Want to succeed with blueberries? You’re in the right place. Blueberries can be a tricky plant to master, but we have gathered some of the best research from experts in the blueberry industry.
There are two keys to successful blueberries: variety and soil.
The first key to blueberry growing success is to pick the right variety for your climate. There are four main types of blueberries: Highbush, lowbush, half-high, or rabbiteye.
- Highbush blueberries are the ones you buy at the grocery store. They are large, dark berries that grow on huge bushes. Best for zones 4-7. Southern highbush types thrive in zones 7-10.
- Lowbush blueberries grow just 6-18 inches high, but they spread with underground runners, and they can survive a freeze. The berries are smaller and sweeter and work great in zones 3-6.
- Half-high blueberries are a combination of the large berry size of high-bush and the cold-hardiness of low-bush. The plants don’t grow as tall, nor do they spread by underground runners.
- Rabbiteye blueberries are for southern gardeners who don’t want a highbush berry. These are smaller and ripen later and are less finicky about their soil, but still grow several feet high.
Once you know the type of berry that is best suited to your area, half the battle is over. Now you’ll need to prepare your soil. Blueberries are demanding when it comes to their soil. It must be w
ell aerated, moist, and very acidic. Start with a soil test and then acidify it to get to a pH level of between 4-5.5. You can acidify your soil by adding in sulfur into the top six inches of soil.
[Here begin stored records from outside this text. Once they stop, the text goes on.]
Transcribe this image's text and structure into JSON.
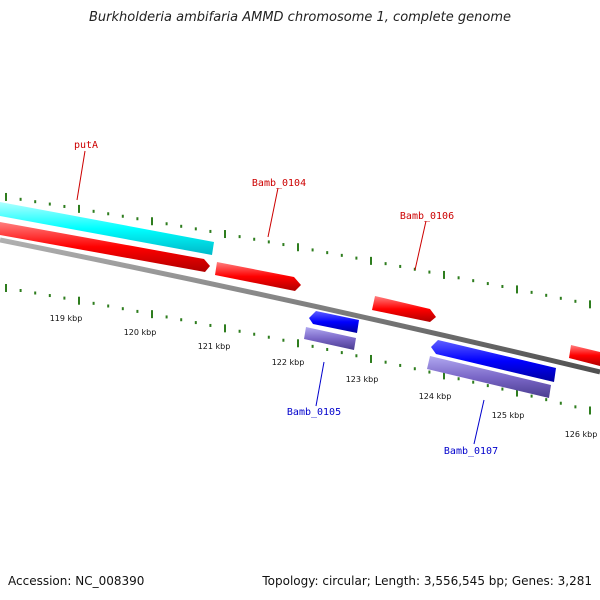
{
  "title": "Burkholderia ambifaria AMMD chromosome 1, complete genome",
  "footer": {
    "accession": "Accession: NC_008390",
    "summary": "Topology: circular; Length: 3,556,545 bp; Genes: 3,281"
  },
  "colors": {
    "forward_gene": "#ff0000",
    "reverse_gene": "#0000ff",
    "reverse_pseudo": "#7b68c8",
    "cyan_feature": "#00ffff",
    "backbone": "#808080",
    "tick": "#2e7d1e",
    "forward_label": "#cc0000",
    "reverse_label": "#0000cc"
  },
  "scale_labels": [
    "119 kbp",
    "120 kbp",
    "121 kbp",
    "122 kbp",
    "123 kbp",
    "124 kbp",
    "125 kbp",
    "126 kbp"
  ],
  "gene_labels": [
    {
      "name": "putA",
      "strand": "forward"
    },
    {
      "name": "Bamb_0104",
      "strand": "forward"
    },
    {
      "name": "Bamb_0106",
      "strand": "forward"
    },
    {
      "name": "Bamb_0105",
      "strand": "reverse"
    },
    {
      "name": "Bamb_0107",
      "strand": "reverse"
    }
  ]
}
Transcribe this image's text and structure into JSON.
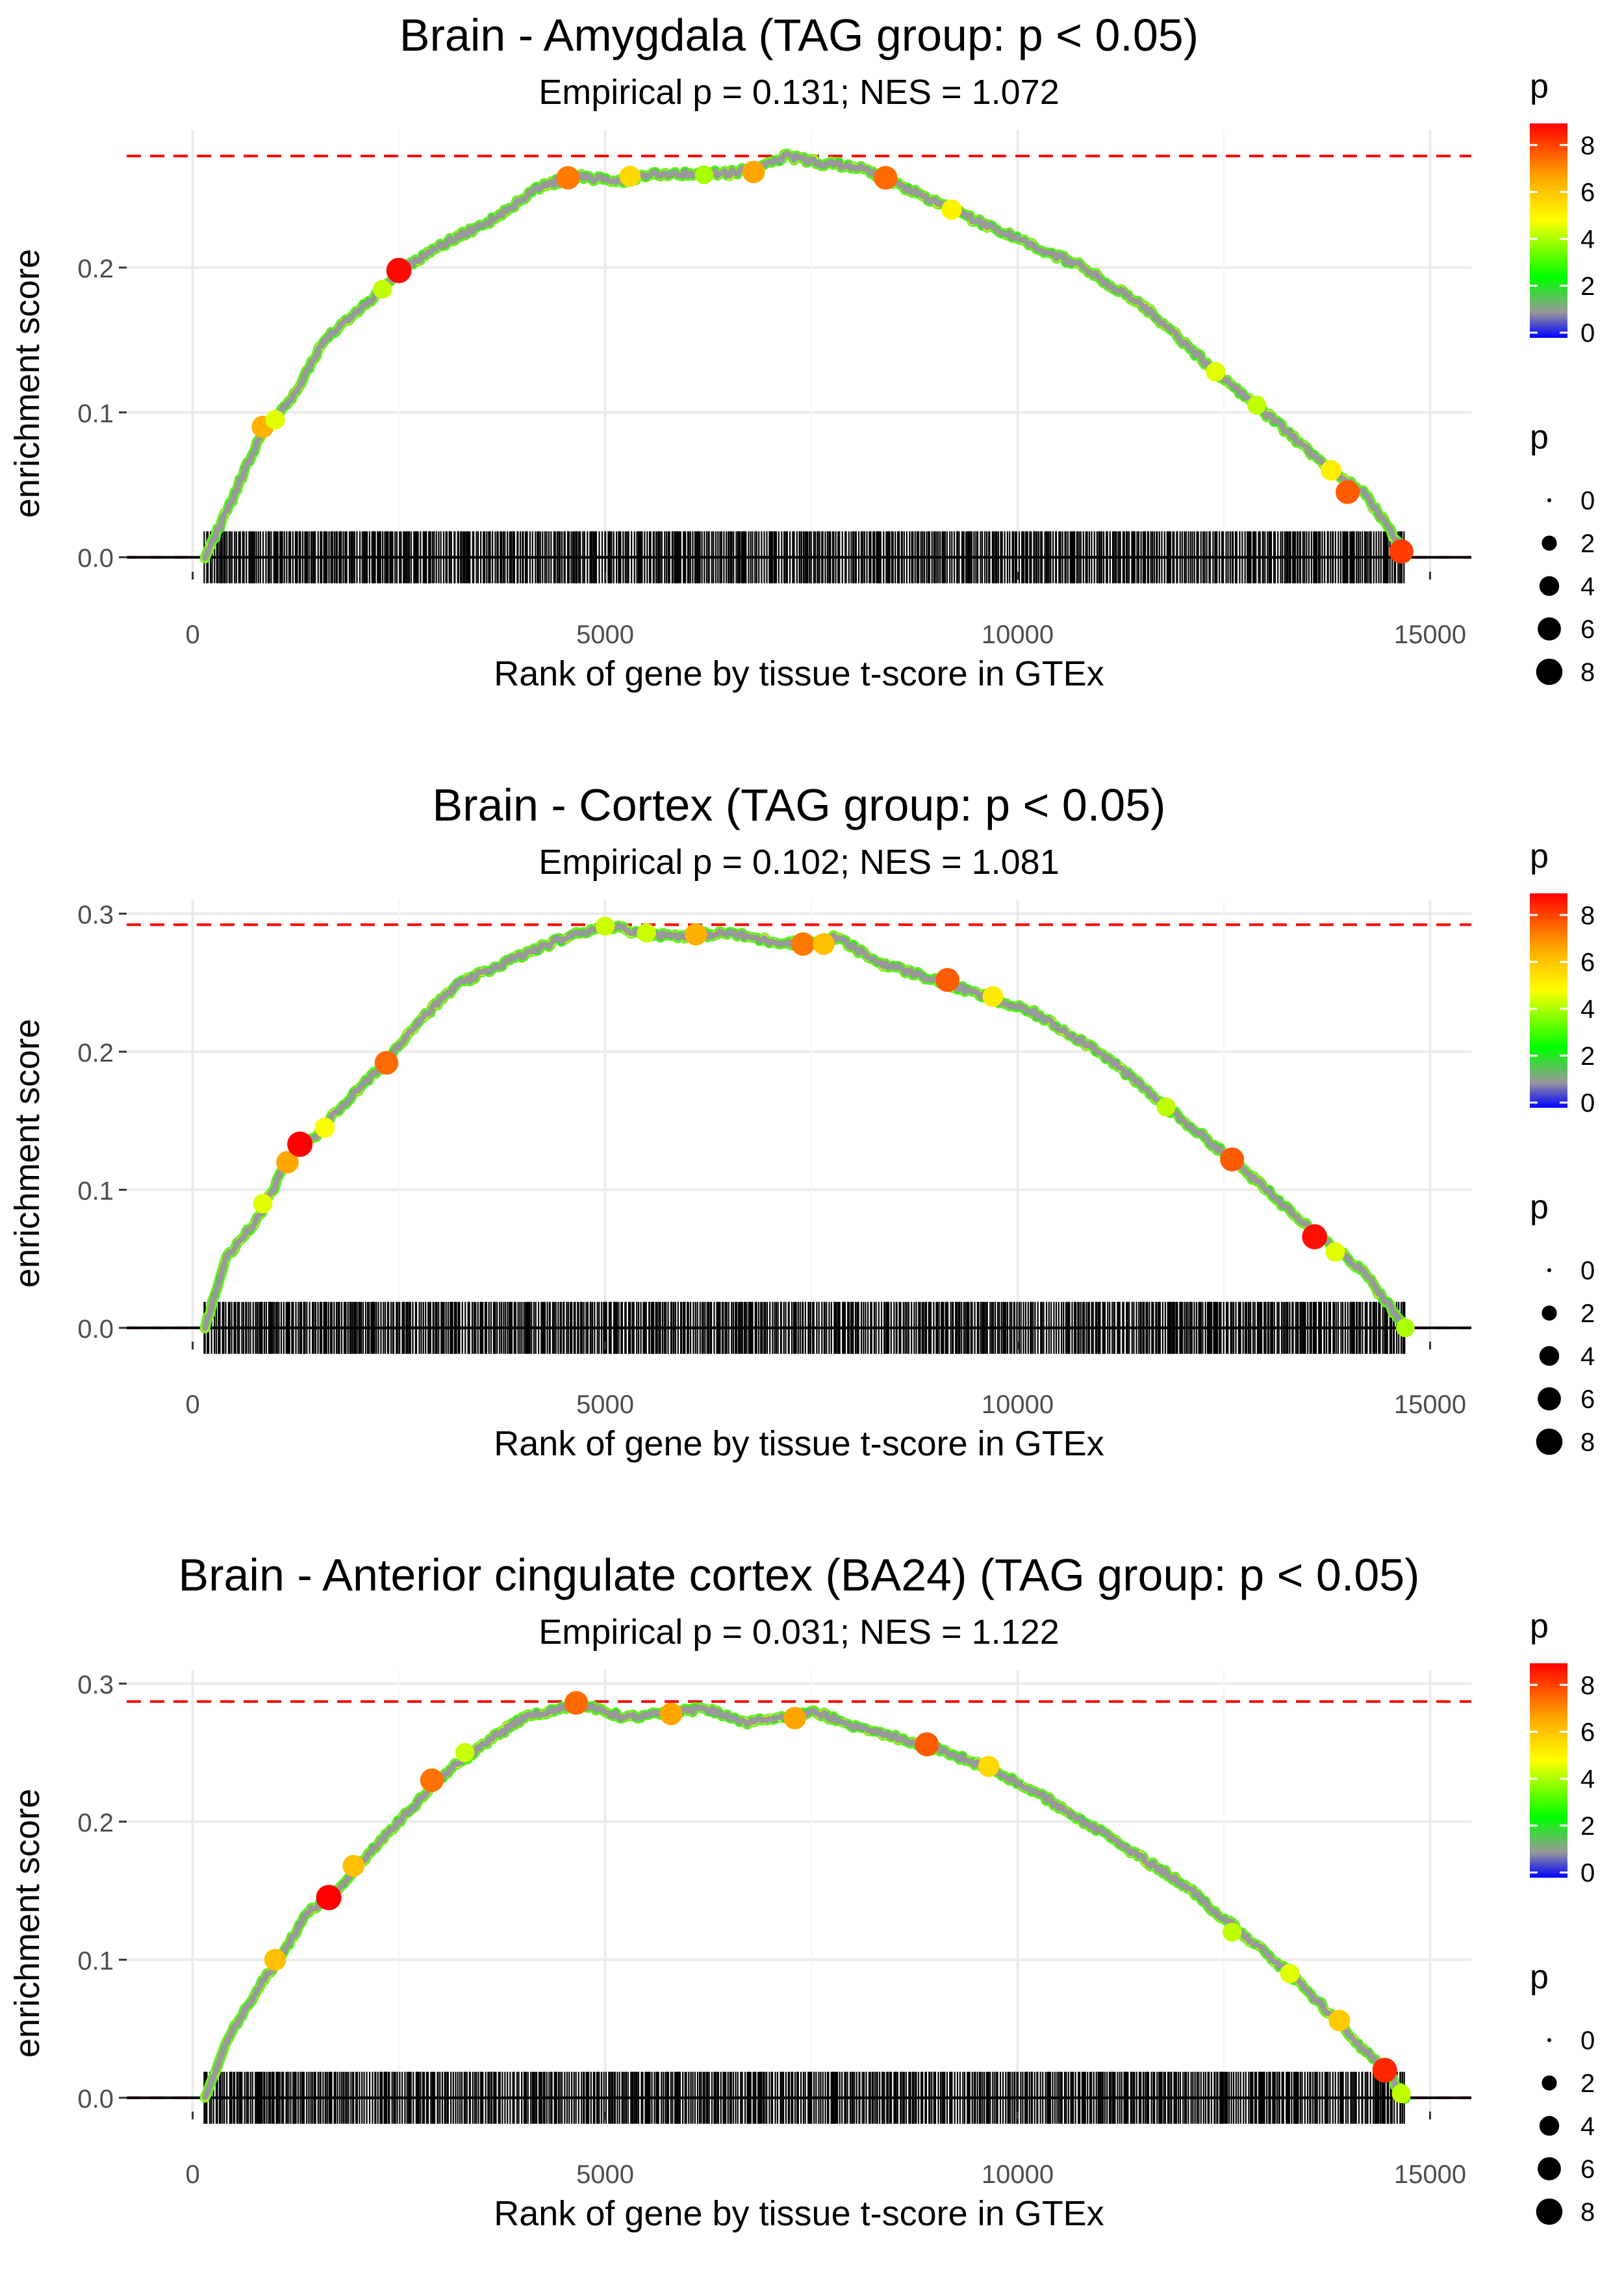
{
  "colors": {
    "grid": "#ebebeb",
    "max_line": "#ff0000",
    "zero_line": "#000000",
    "curve": "#999999",
    "barcode": "#000000",
    "scale": [
      "#0000ff",
      "#999999",
      "#00ff00",
      "#ffff00",
      "#ff0000"
    ]
  },
  "legend": {
    "color_title": "p",
    "color_ticks": [
      "0",
      "2",
      "4",
      "6",
      "8"
    ],
    "size_title": "p",
    "size_ticks": [
      "0",
      "2",
      "4",
      "6",
      "8"
    ]
  },
  "chart_data": [
    {
      "type": "line",
      "title": "Brain - Amygdala (TAG group: p < 0.05)",
      "subtitle": "Empirical p = 0.131; NES = 1.072",
      "xlabel": "Rank of gene by tissue t-score in GTEx",
      "ylabel": "enrichment score",
      "xlim": [
        -800,
        15500
      ],
      "ylim": [
        -0.01,
        0.295
      ],
      "xticks": [
        0,
        5000,
        10000,
        15000
      ],
      "yticks": [
        0.0,
        0.1,
        0.2
      ],
      "ytick_labels": [
        "0.0",
        "0.1",
        "0.2"
      ],
      "max_es": 0.277,
      "n_genes": 14700,
      "curve": {
        "x": [
          150,
          400,
          850,
          1200,
          1600,
          2100,
          2500,
          3000,
          3600,
          4200,
          4600,
          5200,
          5600,
          6000,
          6500,
          7000,
          7200,
          7600,
          8000,
          8400,
          9200,
          10000,
          10800,
          11600,
          12400,
          13200,
          13800,
          14200,
          14500,
          14700
        ],
        "y": [
          0.0,
          0.03,
          0.088,
          0.11,
          0.15,
          0.175,
          0.198,
          0.215,
          0.232,
          0.255,
          0.263,
          0.26,
          0.265,
          0.265,
          0.265,
          0.271,
          0.277,
          0.272,
          0.27,
          0.262,
          0.24,
          0.22,
          0.2,
          0.17,
          0.128,
          0.09,
          0.06,
          0.044,
          0.02,
          0.0
        ]
      },
      "points": [
        {
          "x": 850,
          "y": 0.09,
          "p": 6.3
        },
        {
          "x": 1000,
          "y": 0.095,
          "p": 4.5
        },
        {
          "x": 2500,
          "y": 0.198,
          "p": 8.6
        },
        {
          "x": 2300,
          "y": 0.185,
          "p": 4.2
        },
        {
          "x": 4550,
          "y": 0.262,
          "p": 7.1
        },
        {
          "x": 5300,
          "y": 0.263,
          "p": 5.5
        },
        {
          "x": 6200,
          "y": 0.264,
          "p": 4.0
        },
        {
          "x": 6800,
          "y": 0.266,
          "p": 6.5
        },
        {
          "x": 8400,
          "y": 0.262,
          "p": 7.3
        },
        {
          "x": 9200,
          "y": 0.24,
          "p": 5.0
        },
        {
          "x": 12400,
          "y": 0.128,
          "p": 4.5
        },
        {
          "x": 12900,
          "y": 0.105,
          "p": 4.2
        },
        {
          "x": 13800,
          "y": 0.06,
          "p": 5.1
        },
        {
          "x": 14000,
          "y": 0.045,
          "p": 7.5
        },
        {
          "x": 14650,
          "y": 0.004,
          "p": 7.9
        }
      ]
    },
    {
      "type": "line",
      "title": "Brain - Cortex (TAG group: p < 0.05)",
      "subtitle": "Empirical p = 0.102; NES = 1.081",
      "xlabel": "Rank of gene by tissue t-score in GTEx",
      "ylabel": "enrichment score",
      "xlim": [
        -800,
        15500
      ],
      "ylim": [
        -0.01,
        0.31
      ],
      "xticks": [
        0,
        5000,
        10000,
        15000
      ],
      "yticks": [
        0.0,
        0.1,
        0.2,
        0.3
      ],
      "ytick_labels": [
        "0.0",
        "0.1",
        "0.2",
        "0.3"
      ],
      "max_es": 0.292,
      "n_genes": 14700,
      "curve": {
        "x": [
          150,
          400,
          800,
          1100,
          1300,
          1500,
          1800,
          2300,
          2700,
          3200,
          3800,
          4400,
          5000,
          5500,
          6000,
          6500,
          7000,
          7500,
          7800,
          8300,
          9000,
          9600,
          10200,
          11000,
          11800,
          12600,
          13200,
          13700,
          14200,
          14700
        ],
        "y": [
          0.0,
          0.05,
          0.08,
          0.115,
          0.132,
          0.14,
          0.16,
          0.19,
          0.22,
          0.248,
          0.265,
          0.28,
          0.292,
          0.285,
          0.284,
          0.286,
          0.28,
          0.278,
          0.283,
          0.265,
          0.252,
          0.24,
          0.228,
          0.2,
          0.16,
          0.122,
          0.09,
          0.066,
          0.04,
          0.0
        ]
      },
      "points": [
        {
          "x": 850,
          "y": 0.09,
          "p": 4.5
        },
        {
          "x": 1150,
          "y": 0.12,
          "p": 6.5
        },
        {
          "x": 1300,
          "y": 0.133,
          "p": 8.7
        },
        {
          "x": 1600,
          "y": 0.145,
          "p": 4.8
        },
        {
          "x": 2350,
          "y": 0.192,
          "p": 7.3
        },
        {
          "x": 5000,
          "y": 0.291,
          "p": 4.3
        },
        {
          "x": 5500,
          "y": 0.286,
          "p": 4.3
        },
        {
          "x": 6100,
          "y": 0.285,
          "p": 6.3
        },
        {
          "x": 7400,
          "y": 0.278,
          "p": 7.1
        },
        {
          "x": 7650,
          "y": 0.278,
          "p": 6.0
        },
        {
          "x": 9150,
          "y": 0.252,
          "p": 7.5
        },
        {
          "x": 9700,
          "y": 0.24,
          "p": 5.2
        },
        {
          "x": 11800,
          "y": 0.16,
          "p": 4.2
        },
        {
          "x": 12600,
          "y": 0.122,
          "p": 7.5
        },
        {
          "x": 13600,
          "y": 0.066,
          "p": 8.5
        },
        {
          "x": 13850,
          "y": 0.055,
          "p": 4.5
        },
        {
          "x": 14700,
          "y": 0.0,
          "p": 4.0
        }
      ]
    },
    {
      "type": "line",
      "title": "Brain - Anterior cingulate cortex (BA24) (TAG group: p < 0.05)",
      "subtitle": "Empirical p = 0.031; NES = 1.122",
      "xlabel": "Rank of gene by tissue t-score in GTEx",
      "ylabel": "enrichment score",
      "xlim": [
        -800,
        15500
      ],
      "ylim": [
        -0.01,
        0.31
      ],
      "xticks": [
        0,
        5000,
        10000,
        15000
      ],
      "yticks": [
        0.0,
        0.1,
        0.2,
        0.3
      ],
      "ytick_labels": [
        "0.0",
        "0.1",
        "0.2",
        "0.3"
      ],
      "max_es": 0.287,
      "n_genes": 14700,
      "curve": {
        "x": [
          150,
          400,
          800,
          1100,
          1400,
          1700,
          2100,
          2500,
          3000,
          3500,
          4000,
          4700,
          5200,
          5800,
          6200,
          6700,
          7200,
          7500,
          8100,
          8900,
          9600,
          10400,
          11200,
          12000,
          12700,
          13300,
          13800,
          14200,
          14500,
          14700
        ],
        "y": [
          0.0,
          0.04,
          0.08,
          0.105,
          0.135,
          0.148,
          0.175,
          0.2,
          0.232,
          0.255,
          0.275,
          0.286,
          0.276,
          0.278,
          0.283,
          0.272,
          0.275,
          0.28,
          0.268,
          0.255,
          0.24,
          0.215,
          0.185,
          0.155,
          0.12,
          0.09,
          0.06,
          0.035,
          0.017,
          0.0
        ]
      },
      "points": [
        {
          "x": 1000,
          "y": 0.1,
          "p": 6.0
        },
        {
          "x": 1650,
          "y": 0.145,
          "p": 8.7
        },
        {
          "x": 1950,
          "y": 0.168,
          "p": 6.0
        },
        {
          "x": 2900,
          "y": 0.23,
          "p": 7.2
        },
        {
          "x": 3300,
          "y": 0.25,
          "p": 4.3
        },
        {
          "x": 4650,
          "y": 0.286,
          "p": 7.3
        },
        {
          "x": 5800,
          "y": 0.278,
          "p": 6.5
        },
        {
          "x": 7300,
          "y": 0.275,
          "p": 6.5
        },
        {
          "x": 8900,
          "y": 0.256,
          "p": 7.5
        },
        {
          "x": 9650,
          "y": 0.24,
          "p": 5.5
        },
        {
          "x": 12600,
          "y": 0.12,
          "p": 4.2
        },
        {
          "x": 13300,
          "y": 0.09,
          "p": 4.5
        },
        {
          "x": 13900,
          "y": 0.056,
          "p": 5.8
        },
        {
          "x": 14450,
          "y": 0.02,
          "p": 8.2
        },
        {
          "x": 14650,
          "y": 0.003,
          "p": 4.2
        }
      ]
    }
  ]
}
Once the soil is ready for planting, set the berries 2-6 feet apart (15 feet apart for rabbiteyes). Enrich the soil first with a bucket of compost to maintain acidity. After planting, add organic mulch on top and give the plants a good watering. Berries need about 1-2 inches of water weekly during their growing season.
Tips for Success:
Regardless of your climate or variety, there are a few tips for blueberry success:
- Blueberries love sun.
- Water well and water regularly. A drip system is ideal for berries.
- Outsmart the birds. Net the plants during fruiting season.
- give it company. Blueberries produce more and bigger fruit when planted with at least one other variety to allow for cross-pollination.
- Your blueberries won’t need any pruning at all for at least the first three years.
- Add peat moss to the hole when planting.
- Recheck the pH and readjust every couple of years with more sulfur.